Multi-system data flow design = which system owns what, how data syncs, what's the latency tolerance.
Step 1: Map data domains.
For each major entity (Account, Customer, Product, Order, Invoice):
- Source of truth — which system owns the canonical version?
- Consumers — which systems read it?
- Update paths — which systems can change it?
Step 2: Define sync patterns per flow.
- Real-time sync — sub-second latency. Use Pub/Sub API, CDC, Platform Events.
- Near-real-time — minutes. Mulesoft / iPaaS event-driven.
- Batch sync — hourly / daily. Bulk API, ETL.
- On-demand — pull when needed.
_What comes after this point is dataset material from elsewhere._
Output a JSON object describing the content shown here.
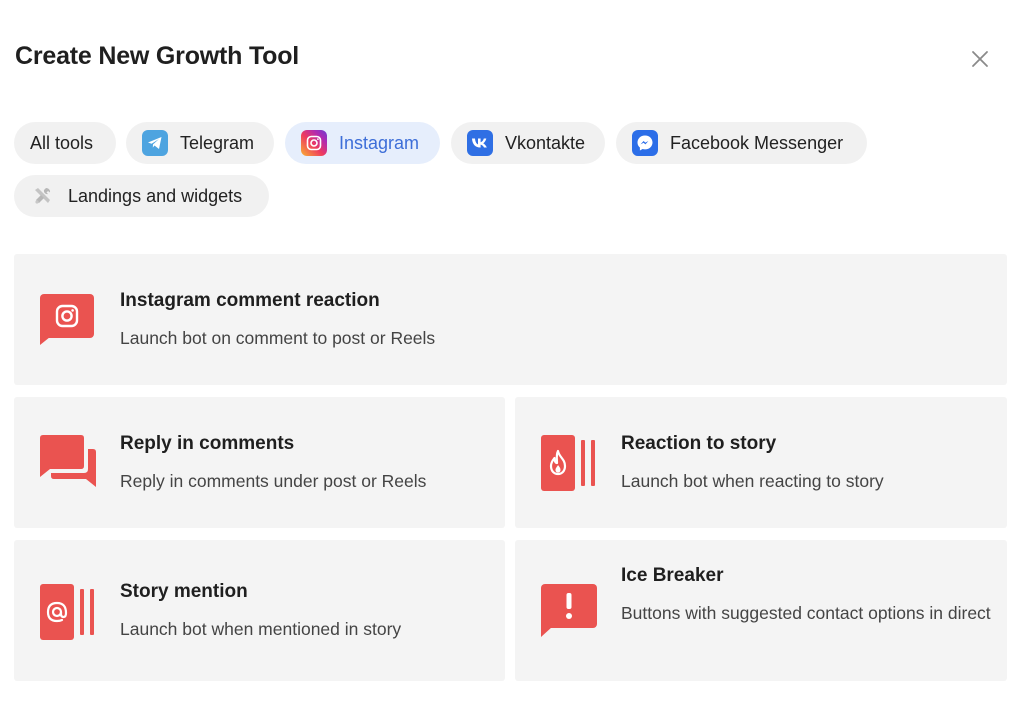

External objects via Salesforce Connect.
- Event-driven — fire on state change. Platform Events + subscribers.
Pick based on: latency requirement, volume, reliability needs.
Step 3: Conflict resolution.
When multiple systems can update the same field:
- Source-of-truth wins — non-source updates are rejected or queued for SOR.
- Last write wins — simple but loses data.
- Merge logic — application-specific resolution.
- Avoidance — design so only one system writes per field.
Step 4: Idempotency.
Every receiving system must handle duplicate events. Use idempotency keys (External Id) to prevent double-processing.
Step 5: Failure handling.
For each integration:
- Retry policy (exponential backoff).
- Dead-letter queue for permanent failures.
- Alerting on threshold crossed.
- Monitoring dashboard.
Step 6: Testing.
- Unit tests per integration.
- End-to-end tests covering happy paths.
- Failure injection to test recovery.
Architectural patterns:
- Hub-and-spoke with iPaaS as hub.
- Mesh — each system integrates directly with others (gets messy at scale).
- Event-driven via message broker (Kafka, AWS SQS).
- CDC + warehouse for analytics-only consumers.
Performance:
- Caching at consumer side reduces source load.
- Eventual consistency acceptable for many flows.
- Strong consistency required for financial / audit flows.
Documentation:
Maintain an integration architecture diagram. For each flow:
- Source / target.
- Direction.
- Frequency.
- Trigger.
- Transformation.
- SLA.
- Owner.
Senior architect insight: data flow architecture is one of the most under-documented areas. Without an integration map, troubleshooting incidents becomes archaeology. Maintain the map proactively.
The most senior framing: don't ask "how do we sync these?" — ask "should we sync these at all?" Sometimes the right answer is "different systems own different concerns; reconcile only at the analytics layer".